A recent international, multi-centre study published in JAMA Neurology, coordinated by researchers from UHN’s Krembil Brain Institute (KBI), revealed that repeated head impacts (RHI) have more far-reaching effects that previously thought.
The last few years have seen a resurgence of discourse on the long-term effects of RHI, particularly for professional athletes such as football players and boxers. RHI is associated with an increased risk of chronic traumatic encephalopathy (CTE), a progressive neurodegenerative disease that can cause behavioural issues and cognitive decline.
CTE can only be diagnosed by examining the brain for CTE neuropathological change (CTE-NC) after an individual dies. CTE-NC is characterized by abnormal accumulations, called aggregates, of a misshapen form of the tau protein in neurons and astrocytes—cells that support neurons—in their brain’s cortex. However, until now, research has focused almost exclusively on the brain, overlooking another vulnerable part of the nervous system: the spinal cord.

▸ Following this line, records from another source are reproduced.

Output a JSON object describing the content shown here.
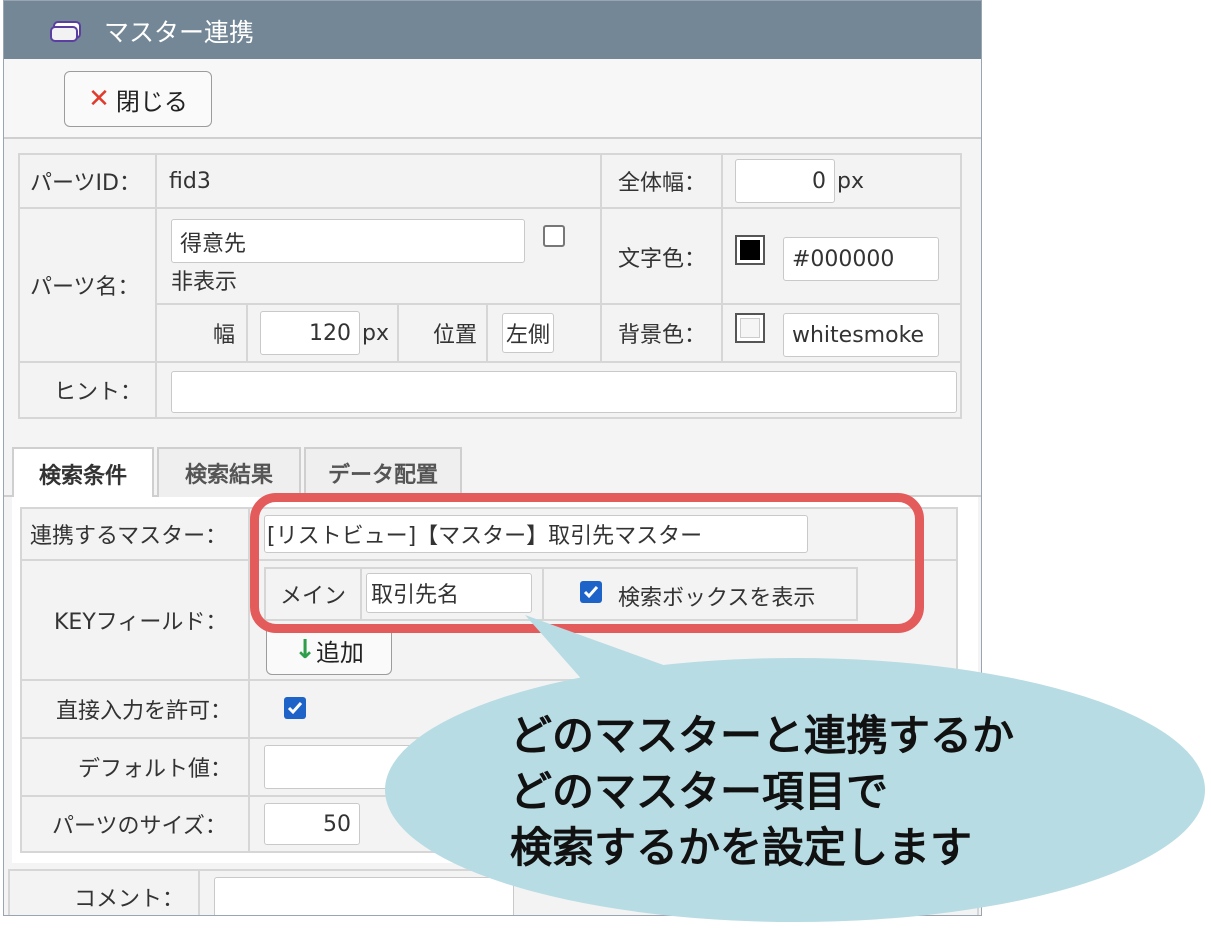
{
  "window": {
    "title": "マスター連携"
  },
  "toolbar": {
    "close_label": "閉じる"
  },
  "parts": {
    "id_label": "パーツID：",
    "id_value": "fid3",
    "total_width_label": "全体幅：",
    "total_width_value": "0",
    "px": "px",
    "name_label": "パーツ名：",
    "name_value": "得意先",
    "hidden_label": "非表示",
    "text_color_label": "文字色：",
    "text_color_value": "#000000",
    "width_label": "幅",
    "width_value": "120",
    "position_label": "位置",
    "position_value": "左側",
    "bg_color_label": "背景色：",
    "bg_color_value": "whitesmoke",
    "hint_label": "ヒント：",
    "hint_value": ""
  },
  "tabs": [
    {
      "label": "検索条件",
      "active": true
    },
    {
      "label": "検索結果",
      "active": false
    },
    {
      "label": "データ配置",
      "active": false
    }
  ],
  "search": {
    "master_label": "連携するマスター：",
    "master_value": "[リストビュー]【マスター】取引先マスター",
    "key_label": "KEYフィールド：",
    "main_label": "メイン",
    "key_value": "取引先名",
    "show_search_box_label": "検索ボックスを表示",
    "add_label": "追加",
    "direct_input_label": "直接入力を許可：",
    "default_label": "デフォルト値：",
    "default_value": "",
    "size_label": "パーツのサイズ：",
    "size_value": "50",
    "comment_label": "コメント："
  },
  "callout": {
    "line1": "どのマスターと連携するか",
    "line2": "どのマスター項目で",
    "line3": "検索するかを設定します"
  },
  "colors": {
    "titlebar": "#738796",
    "highlight": "#e45b5b",
    "bubble": "#b8dce3",
    "checkbox": "#1e64c8"
  }
}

Dr. Gabor Kovacs, a Senior Scientist at KBI, and his research team set out to address this gap by examining the effects of RHI on the spinal cord. In this postmortem study, the team analyzed brain and spinal cord tissue from 70 individuals for the presence and severity of CTE-related tau aggregates beyond the brain.
They found that individuals with CTE-NC in the brain showed significantly more frequent and severe tau aggregates in the spinal cord than those without CTE, regardless of RHI history. Notably, CTE cases also exhibited tau aggregates in spinal astrocytes, which is a feature not seen in other conditions with tau aggregates such as Alzheimer disease.
Among those with CTE, both neuronal and astrocytic tau pathology were more pronounced in individuals with a history of RHI, highlighting a cumulative effect of repeated trauma.
Age further amplified these changes with individuals over the age of 65 who had a both CTE and a history of RHI exhibiting the most severe tau aggregates. Other protein aggregates in the brain were also seen in the spinal cord, including α-synuclein, amyloid-beta, and TDP-43, which contribute to Parkinson disease, Alzheimer disease, and amyotrophic lateral sclerosis, respectively. These other protein aggregates were also more common in this group—suggesting that RHI may accelerate age-related neurodegeneration and contribute to the development of other conditions beyond CTE.
“For too long, the effects of repeated impacts on the central nervous system beyond the brain have been understudied,” says first author Dr. Hidetomo Tanaka. Dr. Kovacs adds, “It is time we shift the definition of CTE to encompass not only the brain but the spinal cord as well.”
By broadening the scope of CTE research, this work deepens our understanding of trauma-related neurodegeneration and underscores the need for protective strategies to safeguard the spine as well as the brain for those at risk of RHI. Ultimately, these insights may help reduce long-term neurological burden later in life and improve quality of life for those impacted by RHI—including former professional athletes long after their sport careers have ended.
The first author of this study is Dr. Hidetomo Tanaka, a neuropathologist and a Research Fellow at the Tanz Centre for Research in Neurodegenerative Disease (CNRD) at the University of Toronto.
The senior author of this study is Dr. Gabor G. Kovacs, a Senior Scientist at UHN’s Krembil Brain Institute (KBI), a Professor in the Department of Laboratory Medicine and Pathobiology at the University of Toronto, and a Principal Investigator at the Tanz CRND at the University of Toronto.
Drs. Carmela Tartaglia, a Clinician Investigator at KBI, and Charles Tator, a Senior Scientist at KBI, are co-authors of this study.
This work was supported by the National Institutes of Health (NIH), the United States Department of Defense, the Medical Research Council, and UHN Foundation.
Dr. Kovacs has a shared patent for 5G4 synuclein and a patent pending for diagnostic assays for movement disorders. He also reported royalties from Wiley, Cambridge, Taylor and Francis, as well as research support from the Rossy Family Foundation, Edmond Safra Foundation, Krembil Foundation, MSA Coalition, Michael J. Fox Foundation, Parkinson Canada, and the NIH outside of this work.
For a complete list of other authors’ conflicts, see the publication.
Tanaka H, Black LE, Forrest SL, Danics K, Sadia N, Khodadadi M, Tator C, Smith DH, Tartaglia MC, Stewart W, Kovacs GG. Spinal Cord Tau and Protein Copathologies Associated with Chronic Traumatic Encephalopathy. JAMA Neurol. 2026 Jan 26. DOI: 10.1001/jamaneurol.2025.5421.